Christopher Bryant, in John Hall’s Civil Society: Theory, History, Comparison (1995), is representative of many in stipulating that civil society is composed of “the association of citizens—social self-organization—between household and state and aside from the market.” In the same vein, John Ehrenberg defines it as “the social relations and structures that lie between the state and the market.” Civil society “delineates a sphere that is formally distinct from the body politic and state authority on one hand, and from the immediate pursuit of self-interest and the imperatives of the market on the other.” My definition concentrates instead on the interactions between any or all of these differentiated spheres (and emancipated individuals). A theory of civil society, on my construal, would conceive its task as the analysis of the normative relationships that do and should subsist between such spheres .
An important advantage of this definition over most contemporary ones is that it brings the market within its purview. On the view I’m proposing, the market falls fully within the realm of differentiated interdependencies, and a theory of civil society would set itself critically to explore their normative requirements.
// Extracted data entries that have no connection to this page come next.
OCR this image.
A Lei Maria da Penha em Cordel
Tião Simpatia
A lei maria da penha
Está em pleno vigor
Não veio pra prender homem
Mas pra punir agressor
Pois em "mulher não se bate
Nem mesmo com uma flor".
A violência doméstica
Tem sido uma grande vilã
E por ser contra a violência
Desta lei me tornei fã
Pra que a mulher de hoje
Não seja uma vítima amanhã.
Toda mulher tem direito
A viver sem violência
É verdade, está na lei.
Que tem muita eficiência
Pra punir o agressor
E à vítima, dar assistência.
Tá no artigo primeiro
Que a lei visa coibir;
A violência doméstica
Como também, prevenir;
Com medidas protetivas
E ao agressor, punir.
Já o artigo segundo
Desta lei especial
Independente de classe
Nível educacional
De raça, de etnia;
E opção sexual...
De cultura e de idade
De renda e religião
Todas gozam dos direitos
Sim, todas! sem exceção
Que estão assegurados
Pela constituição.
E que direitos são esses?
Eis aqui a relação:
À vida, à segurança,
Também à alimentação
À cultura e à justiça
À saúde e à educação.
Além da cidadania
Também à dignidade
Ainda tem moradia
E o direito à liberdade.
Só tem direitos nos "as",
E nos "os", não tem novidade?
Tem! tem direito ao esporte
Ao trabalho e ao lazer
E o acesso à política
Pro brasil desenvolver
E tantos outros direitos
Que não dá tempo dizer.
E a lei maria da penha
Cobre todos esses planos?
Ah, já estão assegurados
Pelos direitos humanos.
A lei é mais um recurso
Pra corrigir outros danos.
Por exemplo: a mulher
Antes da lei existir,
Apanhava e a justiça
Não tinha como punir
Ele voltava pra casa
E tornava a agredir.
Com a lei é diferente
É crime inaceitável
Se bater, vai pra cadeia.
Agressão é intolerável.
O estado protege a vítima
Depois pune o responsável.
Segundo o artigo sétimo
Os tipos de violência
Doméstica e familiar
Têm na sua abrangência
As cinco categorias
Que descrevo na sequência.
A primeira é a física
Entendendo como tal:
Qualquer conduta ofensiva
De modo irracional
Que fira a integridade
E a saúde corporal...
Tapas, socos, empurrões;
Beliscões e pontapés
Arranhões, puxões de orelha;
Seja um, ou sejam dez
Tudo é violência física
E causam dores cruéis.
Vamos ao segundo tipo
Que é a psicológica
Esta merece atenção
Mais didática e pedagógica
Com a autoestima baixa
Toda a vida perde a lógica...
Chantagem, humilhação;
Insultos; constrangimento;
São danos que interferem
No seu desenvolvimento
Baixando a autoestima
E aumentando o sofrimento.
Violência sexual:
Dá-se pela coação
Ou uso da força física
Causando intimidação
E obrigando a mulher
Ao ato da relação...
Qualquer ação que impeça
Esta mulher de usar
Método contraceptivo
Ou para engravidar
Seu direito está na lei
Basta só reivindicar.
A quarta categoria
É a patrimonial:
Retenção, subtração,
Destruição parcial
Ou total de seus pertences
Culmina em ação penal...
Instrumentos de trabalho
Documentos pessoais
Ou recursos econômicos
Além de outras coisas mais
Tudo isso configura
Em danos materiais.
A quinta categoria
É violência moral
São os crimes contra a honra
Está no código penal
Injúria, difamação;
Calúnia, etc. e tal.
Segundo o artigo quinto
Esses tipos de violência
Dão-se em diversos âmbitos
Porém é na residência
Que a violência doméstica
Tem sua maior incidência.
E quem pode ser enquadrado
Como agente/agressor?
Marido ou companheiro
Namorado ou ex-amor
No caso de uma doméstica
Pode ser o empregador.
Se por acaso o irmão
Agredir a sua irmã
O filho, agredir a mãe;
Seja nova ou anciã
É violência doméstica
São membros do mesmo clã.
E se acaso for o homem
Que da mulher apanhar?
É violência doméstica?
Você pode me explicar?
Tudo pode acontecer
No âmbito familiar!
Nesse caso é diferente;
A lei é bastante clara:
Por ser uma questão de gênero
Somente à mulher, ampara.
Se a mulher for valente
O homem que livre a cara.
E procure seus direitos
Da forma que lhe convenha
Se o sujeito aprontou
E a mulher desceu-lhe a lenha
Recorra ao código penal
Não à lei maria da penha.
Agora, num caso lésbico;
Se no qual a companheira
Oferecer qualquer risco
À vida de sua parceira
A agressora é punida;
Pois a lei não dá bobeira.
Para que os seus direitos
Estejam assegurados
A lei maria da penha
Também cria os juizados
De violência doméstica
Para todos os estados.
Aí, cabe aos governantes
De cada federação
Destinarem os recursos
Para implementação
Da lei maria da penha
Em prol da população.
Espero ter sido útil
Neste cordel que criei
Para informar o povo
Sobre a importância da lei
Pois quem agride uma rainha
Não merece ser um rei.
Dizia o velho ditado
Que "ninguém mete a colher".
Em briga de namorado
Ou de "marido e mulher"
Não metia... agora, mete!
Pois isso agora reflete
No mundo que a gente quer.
For example, workers obviously need businesses to supply jobs, and consumers need businesses to supply products, but businesses are equally dependent on families, schools, health-care institutions, and many other bodies (not least the state) to provide responsible and able-bodied workers. The notion of the social embeddedness of markets (of which I am here citing merely one instance) captures well my general claim about interdependencies.
Indeed, the market becomes a central instance of civil society since it is pre-eminently a (sub)realm of interactions (exchanges) between formally independent units (firms and individuals). It is true that the reason why most civil society theorists draw a sharp distinction between the market and civil society is in order to safeguard the integrity of the latter as a space of free initiative not subordinate to market forces. But they do so, perhaps, at the cost of drawing attention away from the intricate and pervasive interdependencies between the market and the institutions occupying this space. Building the market into a definition of civil society encourages analysts explicitly to confront those interdependencies and to critically assess their health: where illicit market forces compromise the integrity of institutions such as families, neighbourhoods, universities, etc., civil society theorists will want to urge a reining in of such forces rather than simply a carving out of spaces of immunity from them.